Employers nationwide are paying close attention to the need for wellness programs and benefits. Historically, one of the main drawbacks to providing wellness benefits is that it costs money, and the return on that investment isn’t always clear-cut. However, as the labor market continues to fluctuate and health care costs continue to climb, employees are seeking out more benefits from their employers than ever before.
As more employers are investing in wellness, companies are shifting away from basic physical wellness initiatives. Instead, there’s been a shift to integrate total wellness, particularly with a focus on mental health and wellness.
In fact, employee mental health has become a top concern this year, as the COVID-19 pandemic has created immense uncertainty, change, and stress for employees across the country. According to a survey by FlexJobs, a telecommuting firm, employed workers are more than three times as likely to report poor mental health now versus before the COVID-19 pandemic.

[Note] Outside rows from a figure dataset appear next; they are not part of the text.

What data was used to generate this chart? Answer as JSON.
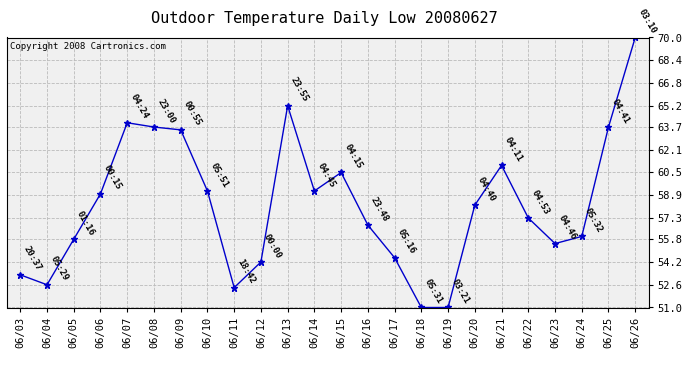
{
  "title": "Outdoor Temperature Daily Low 20080627",
  "copyright": "Copyright 2008 Cartronics.com",
  "dates": [
    "06/03",
    "06/04",
    "06/05",
    "06/06",
    "06/07",
    "06/08",
    "06/09",
    "06/10",
    "06/11",
    "06/12",
    "06/13",
    "06/14",
    "06/15",
    "06/16",
    "06/17",
    "06/18",
    "06/19",
    "06/20",
    "06/21",
    "06/22",
    "06/23",
    "06/24",
    "06/25",
    "06/26"
  ],
  "values": [
    53.3,
    52.6,
    55.8,
    59.0,
    64.0,
    63.7,
    63.5,
    59.2,
    52.4,
    54.2,
    65.2,
    59.2,
    60.5,
    56.8,
    54.5,
    51.0,
    51.0,
    58.2,
    61.0,
    57.3,
    55.5,
    56.0,
    63.7,
    70.0
  ],
  "labels": [
    "20:37",
    "05:29",
    "01:16",
    "00:15",
    "04:24",
    "23:00",
    "00:55",
    "05:51",
    "18:42",
    "00:00",
    "23:55",
    "04:45",
    "04:15",
    "23:48",
    "05:16",
    "05:31",
    "03:21",
    "04:40",
    "04:11",
    "04:53",
    "04:46",
    "05:32",
    "04:41",
    "03:10"
  ],
  "ylim": [
    51.0,
    70.0
  ],
  "yticks": [
    51.0,
    52.6,
    54.2,
    55.8,
    57.3,
    58.9,
    60.5,
    62.1,
    63.7,
    65.2,
    66.8,
    68.4,
    70.0
  ],
  "line_color": "#0000cc",
  "marker": "*",
  "marker_color": "#0000cc",
  "marker_size": 5,
  "grid_color": "#bbbbbb",
  "bg_color": "#ffffff",
  "plot_bg_color": "#f0f0f0",
  "title_fontsize": 11,
  "label_fontsize": 6.5,
  "tick_fontsize": 7.5,
  "copyright_fontsize": 6.5
}
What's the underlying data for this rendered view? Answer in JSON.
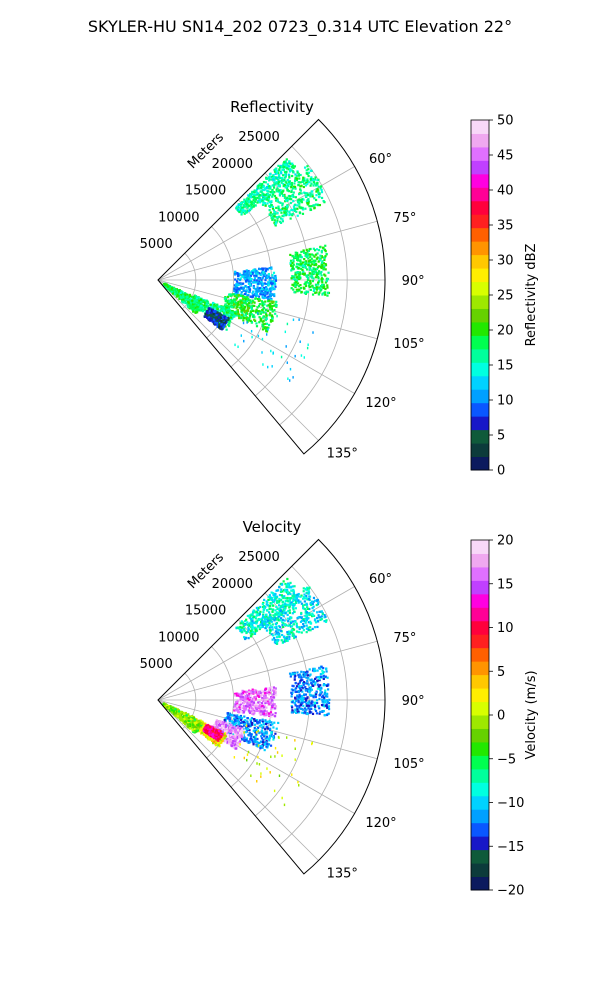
{
  "figure": {
    "suptitle": "SKYLER-HU  SN14_202  0723_0.314 UTC Elevation 22°"
  },
  "chart_data": [
    {
      "type": "heatmap",
      "title": "Reflectivity",
      "projection": "polar sector (azimuth measured from north, clockwise)",
      "range_label": "Meters",
      "range_ticks": [
        5000,
        10000,
        15000,
        20000,
        25000
      ],
      "range_max": 30000,
      "azimuth_ticks": [
        "60°",
        "75°",
        "90°",
        "105°",
        "120°",
        "135°"
      ],
      "azimuth_tick_values": [
        60,
        75,
        90,
        105,
        120,
        135
      ],
      "azimuth_limits": [
        45,
        140
      ],
      "colorbar": {
        "label": "Reflectivity dBZ",
        "min": 0,
        "max": 50,
        "ticks": [
          "0",
          "5",
          "10",
          "15",
          "20",
          "25",
          "30",
          "35",
          "40",
          "45",
          "50"
        ],
        "colors": [
          "#0b1a5e",
          "#0c3b3b",
          "#0f5a3a",
          "#1717c8",
          "#0a57ff",
          "#00a0ff",
          "#00d2ff",
          "#00ffe0",
          "#00ff9c",
          "#00ff50",
          "#22e800",
          "#66d200",
          "#9ee800",
          "#d8ff00",
          "#ffee00",
          "#ffc800",
          "#ff9400",
          "#ff6000",
          "#ff2020",
          "#ff003c",
          "#ff0096",
          "#ff00e0",
          "#c040ff",
          "#e070ff",
          "#f0a8f0",
          "#f8d8f8"
        ]
      },
      "clusters": [
        {
          "az": [
            46,
            52
          ],
          "r": [
            14000,
            23500
          ],
          "value": 16
        },
        {
          "az": [
            52,
            65
          ],
          "r": [
            17000,
            25000
          ],
          "value": 17
        },
        {
          "az": [
            78,
            95
          ],
          "r": [
            17500,
            22500
          ],
          "value": 18
        },
        {
          "az": [
            83,
            100
          ],
          "r": [
            10000,
            15500
          ],
          "value": 11
        },
        {
          "az": [
            100,
            115
          ],
          "r": [
            9000,
            16000
          ],
          "value": 19
        },
        {
          "az": [
            112,
            126
          ],
          "r": [
            5000,
            11000
          ],
          "value": 17
        },
        {
          "az": [
            118,
            128
          ],
          "r": [
            7500,
            10500
          ],
          "value": 6
        },
        {
          "az": [
            114,
            132
          ],
          "r": [
            700,
            6500
          ],
          "value": 18
        },
        {
          "az": [
            105,
            130
          ],
          "r": [
            12000,
            22000
          ],
          "value": 13,
          "sparse": true
        }
      ]
    },
    {
      "type": "heatmap",
      "title": "Velocity",
      "projection": "polar sector (azimuth measured from north, clockwise)",
      "range_label": "Meters",
      "range_ticks": [
        5000,
        10000,
        15000,
        20000,
        25000
      ],
      "range_max": 30000,
      "azimuth_ticks": [
        "60°",
        "75°",
        "90°",
        "105°",
        "120°",
        "135°"
      ],
      "azimuth_tick_values": [
        60,
        75,
        90,
        105,
        120,
        135
      ],
      "azimuth_limits": [
        45,
        140
      ],
      "colorbar": {
        "label": "Velocity (m/s)",
        "min": -20,
        "max": 20,
        "ticks": [
          "−20",
          "−15",
          "−10",
          "−5",
          "0",
          "5",
          "10",
          "15",
          "20"
        ],
        "colors": [
          "#0b1a5e",
          "#0c3b3b",
          "#0f5a3a",
          "#1717c8",
          "#0a57ff",
          "#00a0ff",
          "#00d2ff",
          "#00ffe0",
          "#00ff9c",
          "#00ff50",
          "#22e800",
          "#66d200",
          "#9ee800",
          "#d8ff00",
          "#ffee00",
          "#ffc800",
          "#ff9400",
          "#ff6000",
          "#ff2020",
          "#ff003c",
          "#ff0096",
          "#ff00e0",
          "#c040ff",
          "#e070ff",
          "#f0a8f0",
          "#f8d8f8"
        ]
      },
      "clusters": [
        {
          "az": [
            46,
            55
          ],
          "r": [
            14000,
            23500
          ],
          "value": -8
        },
        {
          "az": [
            52,
            65
          ],
          "r": [
            17000,
            25000
          ],
          "value": -9
        },
        {
          "az": [
            78,
            95
          ],
          "r": [
            17500,
            22500
          ],
          "value": -12
        },
        {
          "az": [
            83,
            98
          ],
          "r": [
            10000,
            15500
          ],
          "value": 16
        },
        {
          "az": [
            100,
            115
          ],
          "r": [
            9000,
            16000
          ],
          "value": -12
        },
        {
          "az": [
            108,
            122
          ],
          "r": [
            8000,
            12000
          ],
          "value": 17
        },
        {
          "az": [
            116,
            128
          ],
          "r": [
            5000,
            10000
          ],
          "value": 2
        },
        {
          "az": [
            116,
            124
          ],
          "r": [
            7000,
            9500
          ],
          "value": 11
        },
        {
          "az": [
            114,
            132
          ],
          "r": [
            700,
            6500
          ],
          "value": -2
        },
        {
          "az": [
            105,
            130
          ],
          "r": [
            12000,
            22000
          ],
          "value": 1,
          "sparse": true
        }
      ]
    }
  ]
}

Generally speaking, an increased focus on employee wellness can improve employee health and wellness. Happy and healthy employees translate into higher recruitment and retention results and employee engagement levels, as well as lowering a company’s overall healthcare costs. This Medical and Life Care Consulting white paper explains why employers should provide wellness benefits.
Traditionally, workplace wellness programs are initiatives that employers offer to encourage employees to lead healthier lives. According to the 2020 Employer Health Benefits Survey from the Kaiser Family Foundation (KFF), a nonprofit organization that focuses on U.S. health issues, 53% of small firms and 81% of large firms offer a program designed to help employees address health risks and unhealthy behaviors.